“Yet, if the continent were to heed Nkrumah’s call, it must not fall for this Eastern economic mysticism either, but must instead, ground its relationship with either the East and the West on a pragmatic new Pan-Africanism.
The Chinese have recently been Africa’s rising creditors; advancing loans to build transportation and power transmission networks.
Africa now owes at least Sh14.3 trillion, according to data from Chinese Commerce Ministry.
In Kenya, the Chinese are now the biggest sovereign creditor at about Sh580 billion although they have been interchanging with the World Bank on this scale.
Last year, Beijing made further pledges during the Forum on China-Africa Cooperation summit.
It will be advancing another Sh5 trillion, with corporates advancing about Sh1 trillion for projects.
The Chinese say their money will come as credit lines, grants, interest-free loans and concessional loans as well as special funds.
But critics say their dealing are often secretive and only disburse money if a Chinese contractor is involved.

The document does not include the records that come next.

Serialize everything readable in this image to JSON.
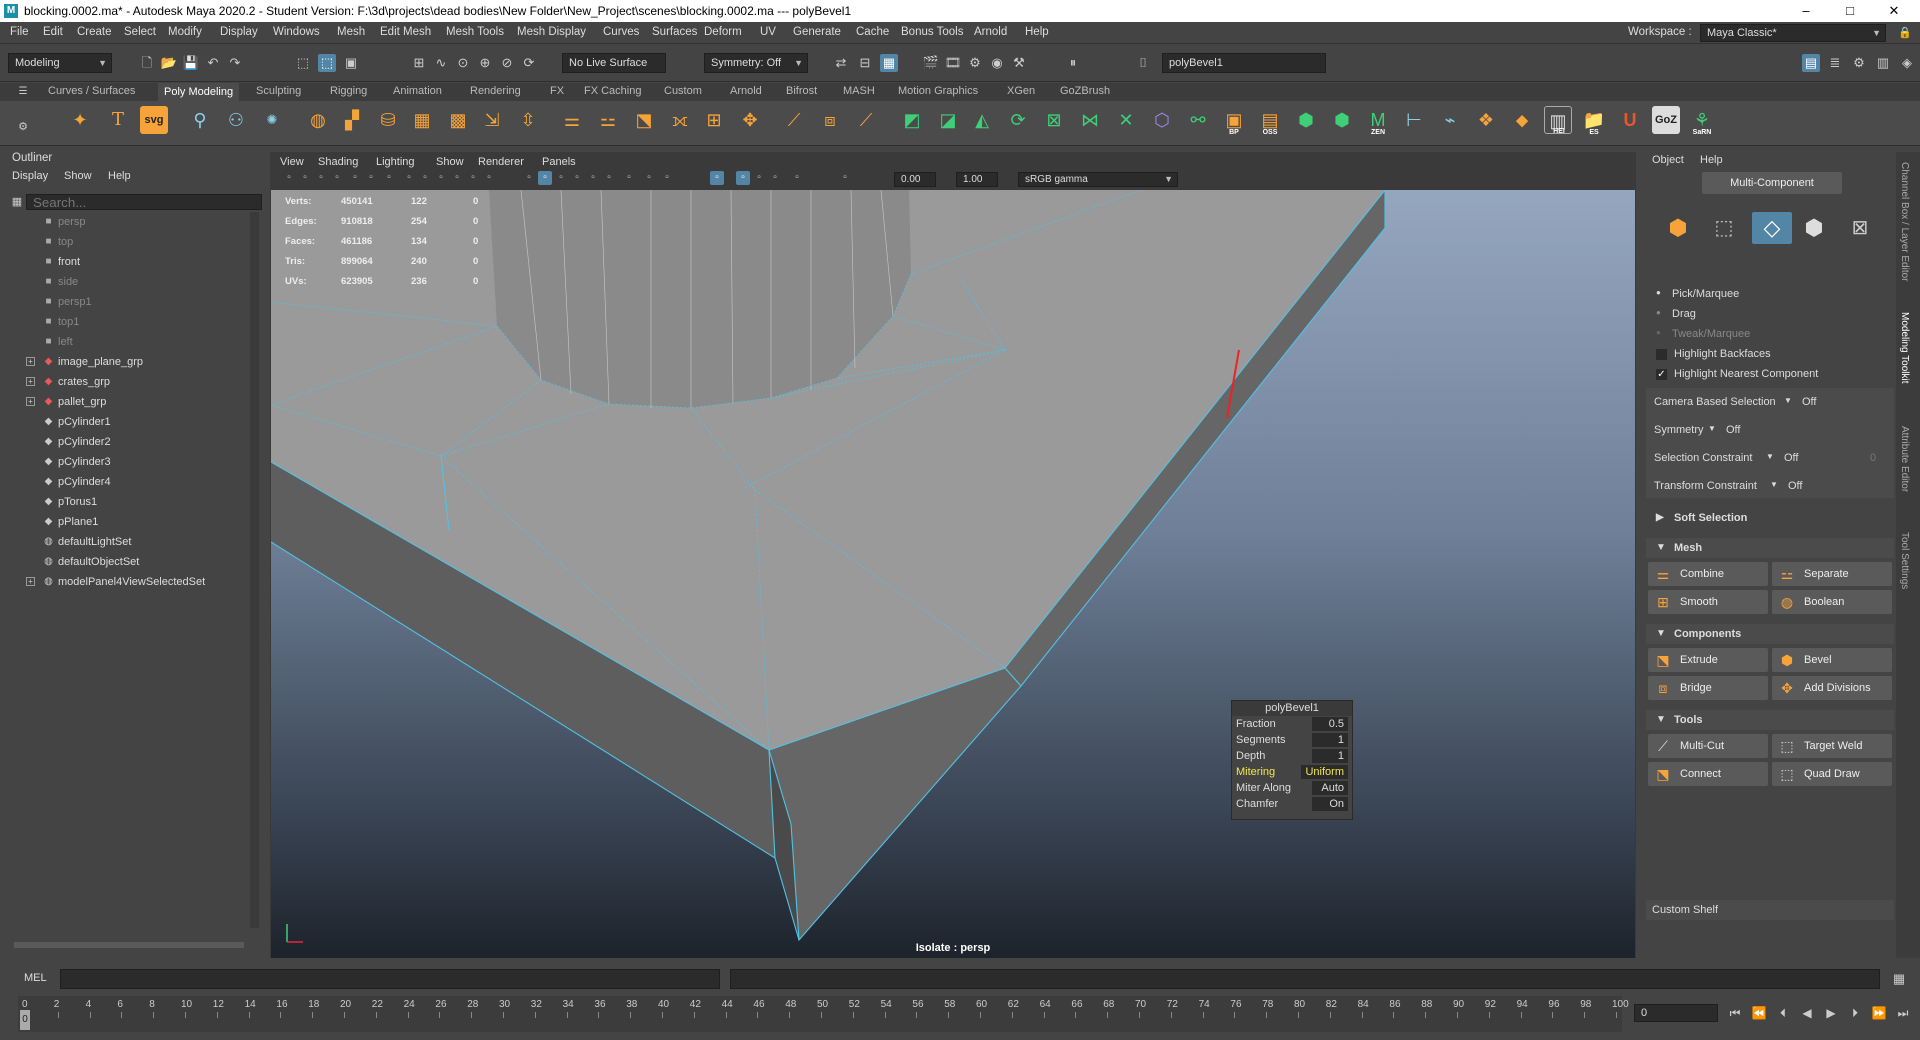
{
  "window": {
    "title": "blocking.0002.ma* - Autodesk Maya 2020.2 - Student Version: F:\\3d\\projects\\dead bodies\\New Folder\\New_Project\\scenes\\blocking.0002.ma   ---   polyBevel1",
    "minimize": "–",
    "maximize": "□",
    "close": "✕",
    "logo": "M"
  },
  "menu": [
    "File",
    "Edit",
    "Create",
    "Select",
    "Modify",
    "Display",
    "Windows",
    "Mesh",
    "Edit Mesh",
    "Mesh Tools",
    "Mesh Display",
    "Curves",
    "Surfaces",
    "Deform",
    "UV",
    "Generate",
    "Cache",
    "Bonus Tools",
    "Arnold",
    "Help"
  ],
  "workspace": {
    "label": "Workspace :",
    "value": "Maya Classic*"
  },
  "statusline": {
    "mode": "Modeling",
    "live_surface": "No Live Surface",
    "symmetry": "Symmetry: Off",
    "input_field": "polyBevel1"
  },
  "shelf_tabs": [
    "Curves / Surfaces",
    "Poly Modeling",
    "Sculpting",
    "Rigging",
    "Animation",
    "Rendering",
    "FX",
    "FX Caching",
    "Custom",
    "Arnold",
    "Bifrost",
    "MASH",
    "Motion Graphics",
    "XGen",
    "GoZBrush"
  ],
  "shelf_active": "Poly Modeling",
  "shelf_labels": {
    "svg": "svg",
    "bp": "BP",
    "oss": "OSS",
    "zen": "ZEN",
    "hei": "HEI",
    "es": "ES",
    "goz": "GoZ",
    "sarn": "SaRN"
  },
  "outliner": {
    "title": "Outliner",
    "menus": [
      "Display",
      "Show",
      "Help"
    ],
    "search_placeholder": "Search...",
    "items": [
      {
        "label": "persp",
        "dim": true,
        "icon": "camera-icon",
        "expand": false
      },
      {
        "label": "top",
        "dim": true,
        "icon": "camera-icon",
        "expand": false
      },
      {
        "label": "front",
        "dim": false,
        "icon": "camera-icon",
        "expand": false
      },
      {
        "label": "side",
        "dim": true,
        "icon": "camera-icon",
        "expand": false
      },
      {
        "label": "persp1",
        "dim": true,
        "icon": "camera-icon",
        "expand": false
      },
      {
        "label": "top1",
        "dim": true,
        "icon": "camera-icon",
        "expand": false
      },
      {
        "label": "left",
        "dim": true,
        "icon": "camera-icon",
        "expand": false
      },
      {
        "label": "image_plane_grp",
        "dim": false,
        "icon": "group-icon",
        "expand": true
      },
      {
        "label": "crates_grp",
        "dim": false,
        "icon": "group-icon",
        "expand": true
      },
      {
        "label": "pallet_grp",
        "dim": false,
        "icon": "group-icon",
        "expand": true
      },
      {
        "label": "pCylinder1",
        "dim": false,
        "icon": "mesh-icon",
        "expand": false
      },
      {
        "label": "pCylinder2",
        "dim": false,
        "icon": "mesh-icon",
        "expand": false
      },
      {
        "label": "pCylinder3",
        "dim": false,
        "icon": "mesh-icon",
        "expand": false
      },
      {
        "label": "pCylinder4",
        "dim": false,
        "icon": "mesh-icon",
        "expand": false
      },
      {
        "label": "pTorus1",
        "dim": false,
        "icon": "mesh-icon",
        "expand": false
      },
      {
        "label": "pPlane1",
        "dim": false,
        "icon": "mesh-icon",
        "expand": false
      },
      {
        "label": "defaultLightSet",
        "dim": false,
        "icon": "set-icon",
        "expand": false
      },
      {
        "label": "defaultObjectSet",
        "dim": false,
        "icon": "set-icon",
        "expand": false
      },
      {
        "label": "modelPanel4ViewSelectedSet",
        "dim": false,
        "icon": "set-icon",
        "expand": true
      }
    ]
  },
  "viewport": {
    "menus": [
      "View",
      "Shading",
      "Lighting",
      "Show",
      "Renderer",
      "Panels"
    ],
    "exposure": "0.00",
    "gamma": "1.00",
    "color_space": "sRGB gamma",
    "caption": "Isolate : persp",
    "hud": [
      {
        "label": "Verts:",
        "a": "450141",
        "b": "122",
        "c": "0"
      },
      {
        "label": "Edges:",
        "a": "910818",
        "b": "254",
        "c": "0"
      },
      {
        "label": "Faces:",
        "a": "461186",
        "b": "134",
        "c": "0"
      },
      {
        "label": "Tris:",
        "a": "899064",
        "b": "240",
        "c": "0"
      },
      {
        "label": "UVs:",
        "a": "623905",
        "b": "236",
        "c": "0"
      }
    ]
  },
  "bevel": {
    "title": "polyBevel1",
    "rows": [
      {
        "label": "Fraction",
        "value": "0.5"
      },
      {
        "label": "Segments",
        "value": "1"
      },
      {
        "label": "Depth",
        "value": "1"
      },
      {
        "label": "Mitering",
        "value": "Uniform"
      },
      {
        "label": "Miter Along",
        "value": "Auto"
      },
      {
        "label": "Chamfer",
        "value": "On"
      }
    ]
  },
  "toolkit": {
    "menus": [
      "Object",
      "Help"
    ],
    "mode": "Multi-Component",
    "pick": "Pick/Marquee",
    "drag": "Drag",
    "tweak": "Tweak/Marquee",
    "highlight_backfaces": "Highlight Backfaces",
    "highlight_nearest": "Highlight Nearest Component",
    "camera_sel": {
      "label": "Camera Based Selection",
      "value": "Off"
    },
    "symmetry": {
      "label": "Symmetry",
      "value": "Off"
    },
    "sel_constraint": {
      "label": "Selection Constraint",
      "value": "Off",
      "extra": "0"
    },
    "xform_constraint": {
      "label": "Transform Constraint",
      "value": "Off"
    },
    "soft_selection": "Soft Selection",
    "sections": {
      "mesh": "Mesh",
      "components": "Components",
      "tools": "Tools"
    },
    "mesh_buttons": [
      "Combine",
      "Separate",
      "Smooth",
      "Boolean"
    ],
    "component_buttons": [
      "Extrude",
      "Bevel",
      "Bridge",
      "Add Divisions"
    ],
    "tool_buttons": [
      "Multi-Cut",
      "Target Weld",
      "Connect",
      "Quad Draw"
    ],
    "custom_shelf": "Custom Shelf"
  },
  "right_tabs": [
    "Channel Box / Layer Editor",
    "Modeling Toolkit",
    "Attribute Editor",
    "Tool Settings"
  ],
  "cmd": {
    "label": "MEL"
  },
  "timeline": {
    "ticks": [
      "0",
      "2",
      "4",
      "6",
      "8",
      "10",
      "12",
      "14",
      "16",
      "18",
      "20",
      "22",
      "24",
      "26",
      "28",
      "30",
      "32",
      "34",
      "36",
      "38",
      "40",
      "42",
      "44",
      "46",
      "48",
      "50",
      "52",
      "54",
      "56",
      "58",
      "60",
      "62",
      "64",
      "66",
      "68",
      "70",
      "72",
      "74",
      "76",
      "78",
      "80",
      "82",
      "84",
      "86",
      "88",
      "90",
      "92",
      "94",
      "96",
      "98",
      "100"
    ],
    "current": "0",
    "current_field": "0"
  }
}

Mr Ruto argued it would not benefit Africans if they resist financial help from China by using the yardstick of the West which he argued had been paternalistic and perpetuated dependency.
But he said African leaders must be prepared to be pragmatic in order to benefit from relations on both sides without compromising their values.
One way of doing this is to learn as many languages as possible.
He said multilingual Africans will be able interact and do business between themselves as well as being able to detect flawed relations with the outside world.